A lot of hip pain shows up in deep flexion. Aggravating activities can include squatting, sprinting, stairs, tying shoes. Instead of avoiding that position, we choose to strengthen it.

How to do it:

  • Anchor a band low or use a cable.

  • Hold a weight or handle to engage your lats.

  • Keep back flat on ground.

  • Pull your knees toward your chest under control.

  • Lower slowly.

Key cues:

  • “Flat back.”

  • “Slow on the way down.”

This builds strength in hip flexion without aggressively compressing the front of the joint. If your hip feels better during training, this is often a high-return movement. Try playing around with the hip position to see what feels natural for you.

2. 90/90 Supine Hip Internal Rotation

What it trains: Internal rotation strength at 90° hip flexion.

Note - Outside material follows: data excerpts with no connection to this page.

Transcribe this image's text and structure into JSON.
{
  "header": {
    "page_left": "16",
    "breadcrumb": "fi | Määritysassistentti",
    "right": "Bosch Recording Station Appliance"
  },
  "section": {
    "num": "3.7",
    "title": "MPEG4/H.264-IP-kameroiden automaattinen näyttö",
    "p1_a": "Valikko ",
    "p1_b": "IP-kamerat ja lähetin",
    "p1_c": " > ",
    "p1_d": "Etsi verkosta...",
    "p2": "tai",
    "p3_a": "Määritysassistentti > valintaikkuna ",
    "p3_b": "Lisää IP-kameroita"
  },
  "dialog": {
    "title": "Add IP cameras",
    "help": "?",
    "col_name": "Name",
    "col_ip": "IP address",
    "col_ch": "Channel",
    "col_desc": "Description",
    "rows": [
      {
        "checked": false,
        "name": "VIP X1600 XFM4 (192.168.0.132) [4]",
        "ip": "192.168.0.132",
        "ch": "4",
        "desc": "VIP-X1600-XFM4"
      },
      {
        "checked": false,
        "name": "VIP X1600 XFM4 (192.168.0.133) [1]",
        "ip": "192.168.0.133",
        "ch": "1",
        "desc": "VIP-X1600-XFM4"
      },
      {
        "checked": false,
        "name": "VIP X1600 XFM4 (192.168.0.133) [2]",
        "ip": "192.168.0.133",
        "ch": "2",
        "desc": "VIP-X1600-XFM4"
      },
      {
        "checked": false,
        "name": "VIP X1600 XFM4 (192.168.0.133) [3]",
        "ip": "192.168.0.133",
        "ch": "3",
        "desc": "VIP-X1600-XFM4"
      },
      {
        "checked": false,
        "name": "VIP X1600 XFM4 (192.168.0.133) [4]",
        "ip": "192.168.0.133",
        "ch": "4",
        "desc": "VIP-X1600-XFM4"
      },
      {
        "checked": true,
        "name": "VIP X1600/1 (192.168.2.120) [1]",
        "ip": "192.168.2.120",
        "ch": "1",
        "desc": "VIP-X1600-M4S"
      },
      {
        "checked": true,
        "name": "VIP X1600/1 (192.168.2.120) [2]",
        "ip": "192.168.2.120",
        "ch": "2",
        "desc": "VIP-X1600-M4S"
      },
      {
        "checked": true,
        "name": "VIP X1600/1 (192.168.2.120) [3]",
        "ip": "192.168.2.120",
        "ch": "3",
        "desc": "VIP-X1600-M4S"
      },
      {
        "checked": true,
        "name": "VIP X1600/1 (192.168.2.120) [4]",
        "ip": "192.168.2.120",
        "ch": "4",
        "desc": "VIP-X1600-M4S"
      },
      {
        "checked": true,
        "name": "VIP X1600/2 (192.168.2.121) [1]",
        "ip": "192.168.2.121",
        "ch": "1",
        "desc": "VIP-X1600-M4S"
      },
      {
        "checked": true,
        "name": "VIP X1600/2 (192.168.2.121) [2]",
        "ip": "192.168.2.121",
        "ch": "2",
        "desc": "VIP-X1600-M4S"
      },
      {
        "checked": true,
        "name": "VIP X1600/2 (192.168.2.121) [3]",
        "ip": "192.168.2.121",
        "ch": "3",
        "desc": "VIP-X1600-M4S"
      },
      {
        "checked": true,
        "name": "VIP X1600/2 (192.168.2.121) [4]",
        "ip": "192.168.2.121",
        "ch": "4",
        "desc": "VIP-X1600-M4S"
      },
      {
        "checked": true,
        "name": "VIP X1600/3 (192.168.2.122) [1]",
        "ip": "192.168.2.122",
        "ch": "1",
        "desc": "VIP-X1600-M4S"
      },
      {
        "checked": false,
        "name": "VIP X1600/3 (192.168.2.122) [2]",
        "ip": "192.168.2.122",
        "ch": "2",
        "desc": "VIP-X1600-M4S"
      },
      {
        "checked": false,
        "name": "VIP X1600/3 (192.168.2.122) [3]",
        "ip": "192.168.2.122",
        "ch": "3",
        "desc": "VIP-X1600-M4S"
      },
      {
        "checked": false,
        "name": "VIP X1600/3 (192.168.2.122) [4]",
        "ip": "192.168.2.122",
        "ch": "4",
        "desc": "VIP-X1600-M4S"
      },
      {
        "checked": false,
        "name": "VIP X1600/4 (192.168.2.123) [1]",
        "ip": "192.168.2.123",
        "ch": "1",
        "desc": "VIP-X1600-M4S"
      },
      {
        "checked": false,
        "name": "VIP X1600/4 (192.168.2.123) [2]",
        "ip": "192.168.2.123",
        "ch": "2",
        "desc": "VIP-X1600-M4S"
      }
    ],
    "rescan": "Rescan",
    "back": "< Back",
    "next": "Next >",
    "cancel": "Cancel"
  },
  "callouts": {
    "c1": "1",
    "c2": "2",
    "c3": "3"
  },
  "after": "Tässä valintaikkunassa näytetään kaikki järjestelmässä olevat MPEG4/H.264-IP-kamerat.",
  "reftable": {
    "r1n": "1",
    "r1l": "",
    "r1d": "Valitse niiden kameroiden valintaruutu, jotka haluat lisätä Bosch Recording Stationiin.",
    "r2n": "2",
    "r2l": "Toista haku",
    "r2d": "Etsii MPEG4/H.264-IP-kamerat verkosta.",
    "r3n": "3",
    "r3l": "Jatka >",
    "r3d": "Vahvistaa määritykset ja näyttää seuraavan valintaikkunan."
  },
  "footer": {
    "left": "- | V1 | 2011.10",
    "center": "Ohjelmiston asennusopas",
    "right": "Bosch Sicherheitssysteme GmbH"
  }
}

Many people with hip pain are stiff or weak into internal rotation. This pattern can get worse when the hip is flexed which impacts deadlifts, squats, sitting, and climbing.

How to do it:

  • Lie on your back.

  • Hips and knees at 90°.

  • Yoga block or ball between knees.

  • Band wrapped around feet, held in hands and criss-crossed.

  • Flatten your low back into the floor.

  • Rotate your feet outward (this creates hip internal rotation).

Key cues:

  • “Squeeze on the block.”

  • “Rotate from the hip, not the ankle.”

  • “Control the tension.”

This strengthens the hip in a position that often feels vulnerable with minimal risk of ticking things off.

3. Copenhagen Bridge

What it trains: Adductor strength and frontal plane stability. aka a really strong and resilient groin

Your inner thigh muscles play a major role in hip stability. Weak adductors often show up in:

  • Groin tightness

  • Hip irritation during running

  • Loss of control at the bottom of squats

How to do it:

  • Top leg supported on a bench.

  • Bottom leg hovering (or supported if needed).

  • Body in a straight line.

  • Hold.

Key cues:

  • “Stay long.”

  • “Hips forward.”

  • “Don’t sag at the hips.”

Start with a short lever (knee on bench). Progress to long lever (foot on bench) as strength improves.

Why This Circuit Works

Together, these three exercises train the hip in all three planes:

  • Sagittal plane – Reverse squat

  • Transverse plane – 90/90 internal rotation

  • Frontal plane – Copenhagen bridge

That’s full-spectrum hip control.

When pain improves with activity but limits higher-level performance, the solution is often building tolerance instead of avoiding movement.

This circuit builds:

  • Strength in positions that feel limited

  • Control at joint angles that usually trigger symptoms

  • Capacity so your hip can handle more load over time

How to Progress It

Weeks 1–2

  • 30 seconds per exercise

  • Focus on clean positioning

Weeks 3–4

  • 45 seconds per exercise

  • Slow the lowering phase of the reverse squat

  • Progress the Copenhagen lever

Weeks 5–6

  • 60 seconds per exercise

  • Add load to the reverse squat

  • Turn the 90/90 into slow controlled reps instead of just a hold

When to Adjust

Muscle fatigue is fine.
Mild soreness is normal.

Back off if you notice:

  • Sharp pinching that lingers into the next day

  • Groin pain above 4/10 that doesn’t settle

  • Increasing irritation as volume climbs

The goal is gradual capacity building without flaring anything up.

If your hip feels better when you train, that’s a strong signal: it likely needs more structured strength, not less movement.

Run this twice per week, stay consistent for 4–6 weeks, and you’ll often see noticeable improvements in tolerance, control, and performance.

If pain persists or limits sport, getting assessed can help individualize progressions (we do that at the clinic) but this is a very solid starting point.